INTRODUCTIONSome have mistakenly assumed riches suggest godliness. Their assumptions are based upon two fallacies: the poor experience poverty in relation to their sins against God, while the rich live abundantly because of their faithful obedience to the Lord. Although it is true that riches come from God, it is not true that righteousness is always rewarded with riches, while wickedness is always punished with poverty. Some of the most faithful believers in mankind’s history owned little more than the clothes that adorned their bodies. It is both unscriptural and dangerous to assume that these faithful believers were under the judgment of God. The Bible explicitly states the response toward those who suppose that gain is godliness. The Bible says, “from such withdraw thyself.”

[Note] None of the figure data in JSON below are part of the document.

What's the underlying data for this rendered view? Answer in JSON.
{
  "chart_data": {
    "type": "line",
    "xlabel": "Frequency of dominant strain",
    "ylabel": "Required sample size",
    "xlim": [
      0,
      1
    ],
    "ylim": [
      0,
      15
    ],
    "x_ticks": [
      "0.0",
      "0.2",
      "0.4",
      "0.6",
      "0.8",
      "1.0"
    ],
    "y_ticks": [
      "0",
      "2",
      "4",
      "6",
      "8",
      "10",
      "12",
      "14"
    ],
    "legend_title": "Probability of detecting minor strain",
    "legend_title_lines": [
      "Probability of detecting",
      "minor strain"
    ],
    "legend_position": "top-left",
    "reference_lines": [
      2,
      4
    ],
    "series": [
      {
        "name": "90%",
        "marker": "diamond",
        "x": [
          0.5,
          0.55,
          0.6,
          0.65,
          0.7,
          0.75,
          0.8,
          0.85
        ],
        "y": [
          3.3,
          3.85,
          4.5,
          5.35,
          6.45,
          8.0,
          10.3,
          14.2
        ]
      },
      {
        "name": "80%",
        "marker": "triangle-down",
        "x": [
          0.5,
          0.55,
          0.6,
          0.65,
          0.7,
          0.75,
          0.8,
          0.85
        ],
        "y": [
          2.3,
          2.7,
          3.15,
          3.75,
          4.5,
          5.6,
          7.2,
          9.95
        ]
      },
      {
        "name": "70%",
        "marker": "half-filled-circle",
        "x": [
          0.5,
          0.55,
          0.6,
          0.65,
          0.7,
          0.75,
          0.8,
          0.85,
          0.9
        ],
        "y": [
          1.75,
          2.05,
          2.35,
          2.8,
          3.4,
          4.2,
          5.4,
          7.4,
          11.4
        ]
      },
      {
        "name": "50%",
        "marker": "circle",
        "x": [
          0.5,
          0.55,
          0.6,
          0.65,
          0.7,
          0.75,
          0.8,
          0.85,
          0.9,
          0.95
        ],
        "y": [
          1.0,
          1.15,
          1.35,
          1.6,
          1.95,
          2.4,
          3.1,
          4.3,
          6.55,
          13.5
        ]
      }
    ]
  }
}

- (For children): The rich young ruler thought he was godly, but Jesus thought otherwise (Luke 18:18-24). Compare what Jesus thought of the poor widow (Luke 21:1-4). Gain does not mean godliness (Psalm 37:16).
- (For everyone): Who were some rich people in the scripture who lived wicked lives? Who were some righteous people who experienced poverty? How do these examples prove that gain is not godliness?
- Why would the supposition that gain is godliness be so dangerous that the Lord would tell His people to withdraw themselves from people who held such beliefs?
- Ask God to help remind you that gain is not necessarily godliness.
- Ask the Lord to teach you how to live contently.